The movie certainly has plenty to say, and its conceit of equating the circumstances leading up to the present financial crisis with the robbery of a mob card game is a clever parallel. Unfortunately, the theme which should be subtext is repeatedly slapped across the audience's face, and Dominik spends so much time reminding viewers how clever and stylish he's being that he barely remembers to tell a story.
Killing Them Softly
Director: Andrew Dominik
Release Date: Nov. 30th, 2012
Before I begin, a few things need to be explained: first, I'm aware that one of the stylistic trademarks of George V. Higgins, the author of the novel on which the movie is based, Cogan's Trade, is the use of extensive conversations in lieu of action. This is to give the reader a sense of how people at various levels of the criminal hierarchy interact, allowing an insight into the workings of the system. That's fine for a novel, except on film, watching people chat for an hour an a half is less than stimulating, especially when every such conversation repeatedly attempt to hammer home the same theme. Even actors as skillful as Pitt and James Gandolfini, whose quasi-depressive assassin risks stealing the movie from under its star's nose, can't keep such overburdened, overwritten exchanges compelling for long.
I'm also aware the movie isn't trying to tell a story in the traditional sense. Its aims are made clear from the opening scene, which cuts between the titles, an industrial car park and a speech by President Obama. Dominik isn't really building a narrative so much as a metaphor. This isn't necessarily a problem, except the metaphor is made blatant from the first frame and developed so little over the subsequent ninety minutes that the movie says everything it needs to in the first couple of scenes, and everything after that just feels like time-wasting. The metaphor is prevented from developing because the 'story' revolves around Cogan (Pitt) tidying up the aftermath of the heist, a singular focus which bottlenecks the thematic work.
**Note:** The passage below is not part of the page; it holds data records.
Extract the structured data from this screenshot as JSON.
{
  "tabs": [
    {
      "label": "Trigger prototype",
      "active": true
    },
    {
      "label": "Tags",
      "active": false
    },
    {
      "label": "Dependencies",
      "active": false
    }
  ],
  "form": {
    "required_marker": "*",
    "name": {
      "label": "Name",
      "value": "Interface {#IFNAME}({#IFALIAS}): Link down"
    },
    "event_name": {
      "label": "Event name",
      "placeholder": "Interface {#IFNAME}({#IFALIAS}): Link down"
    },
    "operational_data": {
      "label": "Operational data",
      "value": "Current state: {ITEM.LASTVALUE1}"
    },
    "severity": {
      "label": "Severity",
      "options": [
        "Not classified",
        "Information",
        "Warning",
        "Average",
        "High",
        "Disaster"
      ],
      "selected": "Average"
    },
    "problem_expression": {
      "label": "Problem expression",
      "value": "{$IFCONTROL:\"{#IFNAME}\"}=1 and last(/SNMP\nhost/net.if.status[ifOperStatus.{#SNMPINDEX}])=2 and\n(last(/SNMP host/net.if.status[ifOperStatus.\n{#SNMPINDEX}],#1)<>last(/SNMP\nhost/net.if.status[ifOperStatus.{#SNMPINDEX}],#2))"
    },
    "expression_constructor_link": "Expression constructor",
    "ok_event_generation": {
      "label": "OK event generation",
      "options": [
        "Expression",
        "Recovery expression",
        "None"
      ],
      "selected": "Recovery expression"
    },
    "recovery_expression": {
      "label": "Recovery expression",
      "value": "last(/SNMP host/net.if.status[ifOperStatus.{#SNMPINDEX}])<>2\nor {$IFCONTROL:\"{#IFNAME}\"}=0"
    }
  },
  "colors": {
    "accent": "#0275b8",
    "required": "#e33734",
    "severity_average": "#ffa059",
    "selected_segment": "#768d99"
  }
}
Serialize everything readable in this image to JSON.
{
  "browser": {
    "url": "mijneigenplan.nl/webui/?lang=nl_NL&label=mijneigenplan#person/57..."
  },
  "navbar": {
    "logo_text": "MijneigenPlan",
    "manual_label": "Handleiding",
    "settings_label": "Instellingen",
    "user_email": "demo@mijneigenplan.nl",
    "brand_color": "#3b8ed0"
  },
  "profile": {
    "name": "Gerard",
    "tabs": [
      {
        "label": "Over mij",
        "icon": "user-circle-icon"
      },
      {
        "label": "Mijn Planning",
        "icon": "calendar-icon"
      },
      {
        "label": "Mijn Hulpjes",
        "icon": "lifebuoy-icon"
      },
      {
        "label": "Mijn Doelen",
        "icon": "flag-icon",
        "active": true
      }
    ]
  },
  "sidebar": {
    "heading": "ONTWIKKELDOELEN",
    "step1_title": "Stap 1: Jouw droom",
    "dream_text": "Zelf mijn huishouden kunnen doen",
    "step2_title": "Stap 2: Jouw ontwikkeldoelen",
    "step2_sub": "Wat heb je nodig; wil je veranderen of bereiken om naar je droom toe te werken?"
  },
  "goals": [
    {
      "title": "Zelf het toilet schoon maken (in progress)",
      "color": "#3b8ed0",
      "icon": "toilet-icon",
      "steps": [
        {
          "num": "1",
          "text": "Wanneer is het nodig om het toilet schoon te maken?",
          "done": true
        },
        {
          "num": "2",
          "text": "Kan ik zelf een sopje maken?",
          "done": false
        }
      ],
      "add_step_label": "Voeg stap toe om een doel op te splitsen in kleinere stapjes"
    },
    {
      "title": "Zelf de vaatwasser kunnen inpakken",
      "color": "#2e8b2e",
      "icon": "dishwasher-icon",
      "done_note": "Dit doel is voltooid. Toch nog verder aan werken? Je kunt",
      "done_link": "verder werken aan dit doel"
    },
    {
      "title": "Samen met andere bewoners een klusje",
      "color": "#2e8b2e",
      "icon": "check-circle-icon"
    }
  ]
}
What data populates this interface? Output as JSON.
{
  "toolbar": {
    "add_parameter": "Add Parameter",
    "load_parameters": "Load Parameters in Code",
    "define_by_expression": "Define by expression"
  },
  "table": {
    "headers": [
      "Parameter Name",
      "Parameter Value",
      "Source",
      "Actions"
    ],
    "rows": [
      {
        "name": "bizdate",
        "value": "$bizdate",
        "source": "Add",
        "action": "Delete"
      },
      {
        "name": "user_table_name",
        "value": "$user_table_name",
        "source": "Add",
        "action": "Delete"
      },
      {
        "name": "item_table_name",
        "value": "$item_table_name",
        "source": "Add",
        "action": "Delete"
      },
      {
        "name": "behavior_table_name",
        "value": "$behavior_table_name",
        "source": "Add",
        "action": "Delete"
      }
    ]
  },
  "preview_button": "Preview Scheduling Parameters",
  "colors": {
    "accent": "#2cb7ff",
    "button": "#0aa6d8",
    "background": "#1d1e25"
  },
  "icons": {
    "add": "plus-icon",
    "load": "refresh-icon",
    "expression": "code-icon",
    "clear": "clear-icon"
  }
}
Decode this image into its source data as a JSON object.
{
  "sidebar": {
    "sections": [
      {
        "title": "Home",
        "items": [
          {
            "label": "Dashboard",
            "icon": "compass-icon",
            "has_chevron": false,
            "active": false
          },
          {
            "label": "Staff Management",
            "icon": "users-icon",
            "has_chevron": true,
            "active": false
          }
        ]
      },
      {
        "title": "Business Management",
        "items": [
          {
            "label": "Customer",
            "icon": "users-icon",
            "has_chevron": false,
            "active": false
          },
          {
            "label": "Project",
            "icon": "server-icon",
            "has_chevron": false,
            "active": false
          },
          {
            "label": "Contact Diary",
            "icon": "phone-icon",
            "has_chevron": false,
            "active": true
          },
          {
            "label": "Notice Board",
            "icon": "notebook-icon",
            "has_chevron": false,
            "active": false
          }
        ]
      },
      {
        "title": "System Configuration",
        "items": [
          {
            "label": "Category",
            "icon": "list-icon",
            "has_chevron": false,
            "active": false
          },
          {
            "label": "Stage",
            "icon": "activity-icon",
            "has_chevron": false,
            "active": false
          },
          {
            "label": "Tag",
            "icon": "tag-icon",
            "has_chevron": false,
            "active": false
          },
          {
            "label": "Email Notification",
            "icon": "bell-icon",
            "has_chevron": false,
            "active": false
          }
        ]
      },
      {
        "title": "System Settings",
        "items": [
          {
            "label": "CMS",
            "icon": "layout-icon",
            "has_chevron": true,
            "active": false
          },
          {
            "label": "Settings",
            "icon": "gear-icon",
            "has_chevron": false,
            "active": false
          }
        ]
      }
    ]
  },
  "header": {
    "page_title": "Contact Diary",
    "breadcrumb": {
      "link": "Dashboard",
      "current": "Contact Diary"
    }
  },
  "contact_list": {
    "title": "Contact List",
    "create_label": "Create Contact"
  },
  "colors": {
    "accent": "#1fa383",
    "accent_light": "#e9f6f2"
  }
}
The movie's early scenes go for laughs and mostly get them, courtesy of a trio of bumbling would-be-thieves who put together what they believe is a foolproof plan, despite this being far from the case. Each of the three talks in a distinctive vernacular and have different outlooks on what they plan to do with the swag, making their interactions, and the clashes between their contrasting personalities, an early treat. A couple of decent sight gags don't hurt either, even if all of them were spoiled by the trailer.
Unfortunately, these characters go into hiding once Cogan arrives on the scene to become the centre of attention. His hangdog drawl and slightly precious attitude towards his job (the title is his term for killing people from a distance so he doesn't have to listen to them plead for their lives) puts a dark spin on the too-cool-for-school persona Pitt established in the Ocean's movies, but doesn't feel fresh or engage in the same way as listening to the increasingly ludicrous money-making schemes devised by a wastrel Australian. Cogan's trade throws him into contact with a number of people decrying the downfall of their criminal enterprise, be it due to committee-based conservatism at the top, the collapse of the local black market economy and its effect on hitman pay, the need to take action to improve public perception rather than effectively resolve the situation, or the disappearance of honour among thieves. There are interesting ideas in play, but since they all revolve around the same topic, it takes less than a minute to catch onto what the characters are really talking about, even though the conversations continue for what can feel like forever.
Unfortunately, the central metaphor the movie is so proud isn't expressed particularly clearly, and requires Pitt to deliver a speech at the end which verges on Ayn Rand levels of bluntness. The mob hierarchy is intended to parallel the different levels on which the financial sector poisoned the well for everyone operating in its shadow, although it's difficult to untangle which character is supposed to represent what aspect of the metaphor. The thieves who rob the card game, for example, are distinctly working class, suggesting Dominik considers the low-income people who bought into subprime mortgages were more responsible for the crisis than those who set up the irresponsible scheme in the first place, represented by Ray Liotta's Markie. Markie's fate similarly implies that bankers don't deserve the treatment they have received, or at the very least that it was ineffective. There's nothing wrong with taking an opposing viewpoint to the average opinion - in fact, controversial perspectives are a valuable part of the debate - except it's contradicted by Cogan's climactic speech, suggesting the real problem is people like Markie acting for selfish personal gain.
Between its lengthy deliberations, Cogan commits a number of assassinations which Dominik portrays in flashy slow motion. Despite the rest of the movie encouraging viewers to seek out its barely concealed subtext, these sequences lack any justification for their stylistic excesses, feeling like they exist more to service the deceptive trailer rather than express a point within the narrative. The soundtrack is self-consciously ironic, and there's little pleasure in watching a burst of CGI blood bursting through the bullet hole in a man's cheek when it comes across as nothing more than directorial showboating in a movie otherwise all about meaning. Despite the outstanding cast, with the star names playing tragic or devious variations on their most famous roles, Killing Me Softly has much to say, but is too pleased with itself to realise what a mess it makes of potentially fascinating ideas.